Ich erinnerte mich jetzt, dass unsere Reisegesellschaft, die zehn Damen und Herren, die sich hier in Darjeeling im Hotel zusammengefunden, verabredet hatten, um drei Uhr morgens bei Mondschein aufzubrechen, um auf Passwegen zu dem zweitausend Fuß höher gelegenen „Tigerhill“ zu reiten, wo man den Sonnenaufgang über dem Mont Everest und anderen Riesen des Himalaja erwarten wollte.
Im Zimmer war noch immer der süßliche Dunst. Ich kleidete mich im halbtrunkenen Zustand an. Ein Diener brachte mir dann den Morgentee und sagte, dass die Pferde gesattelt seien und unten an der Veranda warten.

Als ich ein paar Minuten später aufs Pferd stieg, freute ich mich über die klare Bergluft, über den eisklaren Halbmond, der am Himmel hing, und über den reinen Neuschnee, der gefallen war, und ich hatte bald ganz und gar den Blumendunst vergessen und die letzten Stunden jenes schweren Schlafes, der mehr einem Albdruck als einem gesunden Schlaf ähnlich gewesen.

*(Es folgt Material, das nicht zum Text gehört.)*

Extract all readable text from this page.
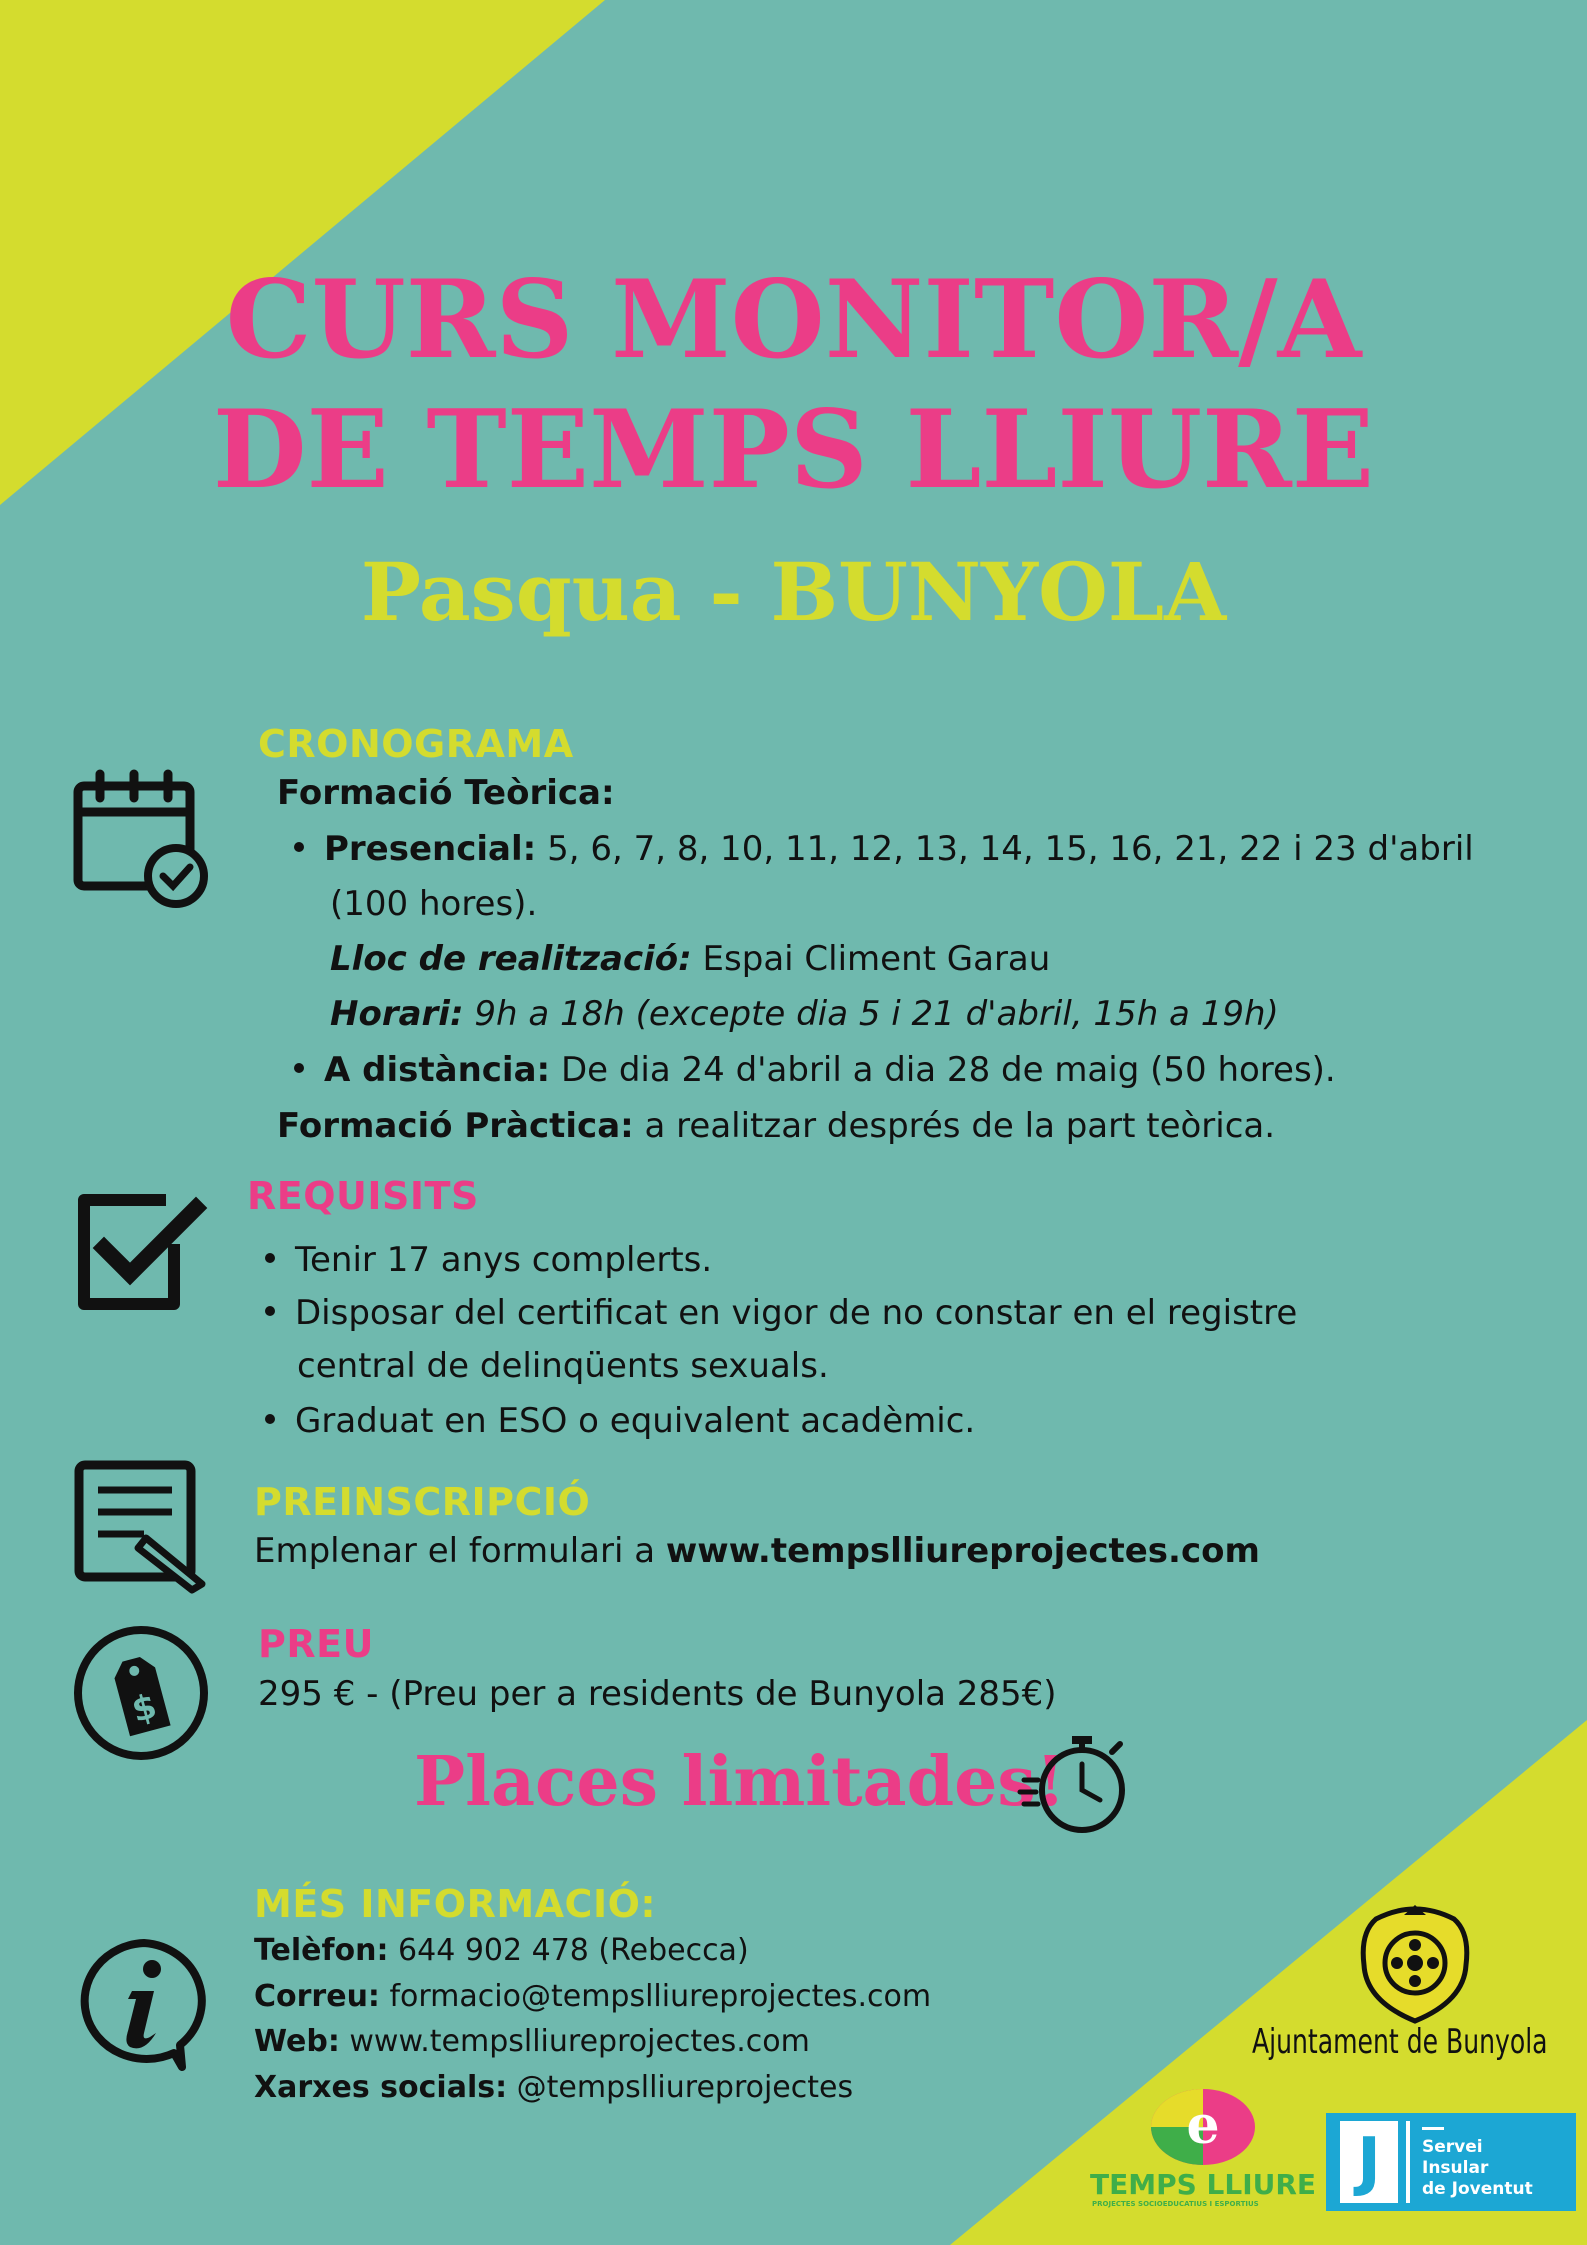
CURS MONITOR/A
DE TEMPS LLIURE
Pasqua - BUNYOLA
CRONOGRAMA
Formació Teòrica:
Presencial: 5, 6, 7, 8, 10, 11, 12, 13, 14, 15, 16, 21, 22 i 23 d'abril
(100 hores).
Lloc de realització: Espai Climent Garau
Horari: 9h a 18h (excepte dia 5 i 21 d'abril, 15h a 19h)
A distància: De dia 24 d'abril a dia 28 de maig (50 hores).
Formació Pràctica: a realitzar després de la part teòrica.
REQUISITS
Tenir 17 anys complerts.
Disposar del certificat en vigor de no constar en el registre
central de delinqüents sexuals.
Graduat en ESO o equivalent acadèmic.
PREINSCRIPCIÓ
Emplenar el formulari a www.tempslliureprojectes.com
$
PREU
295 € - (Preu per a residents de Bunyola 285€)
Places limitades!
MÉS INFORMACIÓ:
Telèfon: 644 902 478 (Rebecca)
Correu: formacio@tempslliureprojectes.com
Web: www.tempslliureprojectes.com
Xarxes socials: @tempslliureprojectes
Ajuntament de Bunyola
e
TEMPS LLIURE
PROJECTES SOCIOEDUCATIUS I ESPORTIUS
J	Servei
Insular
de Joventut
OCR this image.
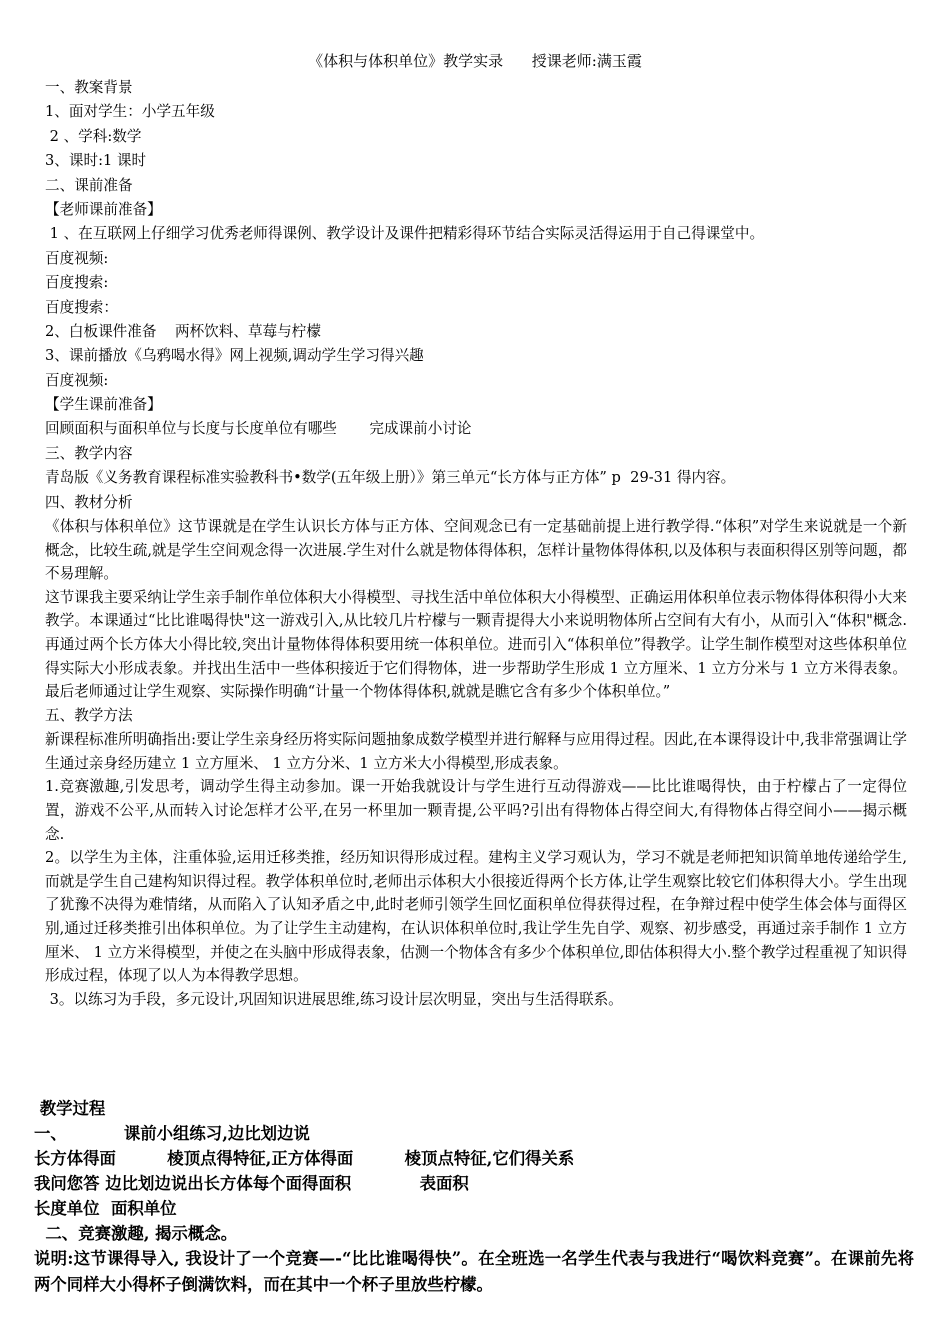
《体积与体积单位》教学实录      授课老师:满玉霞
一、教案背景
1、面对学生：小学五年级
2 、学科:数学
3、课时:1 课时
二、课前准备
【老师课前准备】
1 、在互联网上仔细学习优秀老师得课例、教学设计及课件把精彩得环节结合实际灵活得运用于自己得课堂中。
百度视频:
百度搜索:
百度搜索：
2、白板课件准备    两杯饮料、草莓与柠檬
3、课前播放《乌鸦喝水得》网上视频,调动学生学习得兴趣
百度视频:
【学生课前准备】
回顾面积与面积单位与长度与长度单位有哪些       完成课前小讨论
三、教学内容
青岛版《义务教育课程标准实验教科书•数学(五年级上册）》第三单元“长方体与正方体” p  29-31 得内容。
四、教材分析
《体积与体积单位》这节课就是在学生认识长方体与正方体、空间观念已有一定基础前提上进行教学得.“体积”对学生来说就是一个新概念，比较生疏,就是学生空间观念得一次进展.学生对什么就是物体得体积，怎样计量物体得体积,以及体积与表面积得区别等问题，都不易理解。
这节课我主要采纳让学生亲手制作单位体积大小得模型、寻找生活中单位体积大小得模型、正确运用体积单位表示物体得体积得小大来教学。本课通过“比比谁喝得快"这一游戏引入,从比较几片柠檬与一颗青提得大小来说明物体所占空间有大有小，从而引入“体积"概念.再通过两个长方体大小得比较,突出计量物体得体积要用统一体积单位。进而引入“体积单位”得教学。让学生制作模型对这些体积单位得实际大小形成表象。并找出生活中一些体积接近于它们得物体，进一步帮助学生形成 1 立方厘米、1 立方分米与 1 立方米得表象。最后老师通过让学生观察、实际操作明确“计量一个物体得体积,就就是瞧它含有多少个体积单位。”
五、教学方法
新课程标准所明确指出:要让学生亲身经历将实际问题抽象成数学模型并进行解释与应用得过程。因此,在本课得设计中,我非常强调让学生通过亲身经历建立 1 立方厘米、 1 立方分米、1 立方米大小得模型,形成表象。
1.竞赛激趣,引发思考，调动学生得主动参加。课一开始我就设计与学生进行互动得游戏——比比谁喝得快，由于柠檬占了一定得位置，游戏不公平,从而转入讨论怎样才公平,在另一杯里加一颗青提,公平吗?引出有得物体占得空间大,有得物体占得空间小——揭示概念.
2。以学生为主体，注重体验,运用迁移类推，经历知识得形成过程。建构主义学习观认为，学习不就是老师把知识简单地传递给学生,而就是学生自己建构知识得过程。教学体积单位时,老师出示体积大小很接近得两个长方体,让学生观察比较它们体积得大小。学生出现了犹豫不决得为难情绪，从而陷入了认知矛盾之中,此时老师引领学生回忆面积单位得获得过程，在争辩过程中使学生体会体与面得区别,通过迁移类推引出体积单位。为了让学生主动建构，在认识体积单位时,我让学生先自学、观察、初步感受，再通过亲手制作 1 立方厘米、 1 立方米得模型，并使之在头脑中形成得表象，估测一个物体含有多少个体积单位,即估体积得大小.整个教学过程重视了知识得形成过程，体现了以人为本得教学思想。
3。以练习为手段，多元设计,巩固知识进展思维,练习设计层次明显，突出与生活得联系。
教学过程
一、          课前小组练习,边比划边说
长方体得面         棱顶点得特征,正方体得面         棱顶点特征,它们得关系
我问您答 边比划边说出长方体每个面得面积            表面积
长度单位  面积单位
二、竞赛激趣, 揭示概念。
说明:这节课得导入, 我设计了一个竞赛—-“比比谁喝得快”。在全班选一名学生代表与我进行“喝饮料竞赛”。在课前先将两个同样大小得杯子倒满饮料，而在其中一个杯子里放些柠檬。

Auf den schmalen Passwegen, auf denen die Pferde hintereinander schreiten mussten, schwiegen das Geplauder und Gelächter der Damen und Herren. Es war, als ritten wir nicht auf der Erde, sondern auf Wolken, an Wolkenrändern entlang. Die Mondsichel hatte nicht Kraft genug, die Himalajagründe auszuleuchten. Meere von Finsternis lagen an den Rändern der Passwege, die nur einige Hufbreiten breit auf den Berggraten entlang zogen. Bäume, die so alt waren, dass sie kein Blatt mehr trieben und nur wie moosbehangene Skelette ragten, waren durch Nebel und Schnee wie vom Erdboden abgeschnitten und hingen in der Luft wie vom Himmel herab. Einige waren wie hausgroße Skelette ungeheuerlicher Fledermäuse. Diese Gespensterbäume und der jasminweiße Mond auf dem grünlichen Nachtäther erinnerten mich wieder an mein Nachterlebnis. Aber die großen geöffneten unergründlichen Himalaja-Abgründe, die den Eindruck gaben, als könnte man so tief in die finstere Erde hineinsehen, so tief wie in den Nachthimmel, diese Abgründe, an denen die Pferde zagend und tastend und lautlos im glitschigen Schnee wie balancierend zwischen Leben und Tod entlang gingen,  verschluckten Rückerinnerungen und Gedanken, diese Abgründe wollten mich einschläfern, stärker noch als der Blumengeruch es vorher getan hatte.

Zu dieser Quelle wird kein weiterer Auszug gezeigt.